有害なる独身貴族
「……はい」
それを見ていた刈谷さんが、ため息をつきつつつぶやく。
「そうね。店のことも大事だけど、プライベートだって大事よね。少しつぐみちゃんに夢中になって、光流を開放してほしいもんだわ」
なんかすごく実感がこもっていて可笑しい。
数家さん、どれだけ振り回されているんだろう。
「さて。だとすれば、つぐみちゃんも女を磨かないとね。
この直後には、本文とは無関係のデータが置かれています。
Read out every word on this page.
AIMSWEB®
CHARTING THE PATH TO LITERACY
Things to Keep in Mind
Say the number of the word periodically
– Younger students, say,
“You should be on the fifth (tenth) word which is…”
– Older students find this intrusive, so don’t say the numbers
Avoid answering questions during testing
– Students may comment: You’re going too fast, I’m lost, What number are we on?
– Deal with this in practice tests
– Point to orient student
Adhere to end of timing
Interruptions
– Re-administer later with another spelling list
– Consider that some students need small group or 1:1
大人の男を相手にするんだから、もっと見栄えするメイクしないと」
テーブルに両手をついて立ち上がり、メイクボックスをいじりだす刈谷さんが私を手招きする。
「えっ」
「教えてあげるわ。いらっしゃい」
助けを求めて数家さんを見つめると、両手を上げて降参のポーズをとられた。
「史、ほどほどになー」
「どうせ私は化粧するとケバくなるわよ」
「そんなこと言ってないだろ。ただ、房野には史のメイクは似合わないかなと」
「わかってるわよ。ナチュラルメイクだって出来るわよ、失礼ね」
まずは顔を洗いなさい、と言われ、素直に洗う。
それから後はされるがまま、椅子に座って、私の顔をいじる刈谷さんの手をただただ受け入れていた。
「店長さん四十歳だっけ。つぐみちゃんが二十三? 十七歳差かぁ。なんか禁断の匂いがするわね」
「はあ」
「あ、返事しなくていい。ラインが曲がる」
ノリノリになった刈谷さんは私の顔にファンデーションを塗った後、目元をいじってくれている。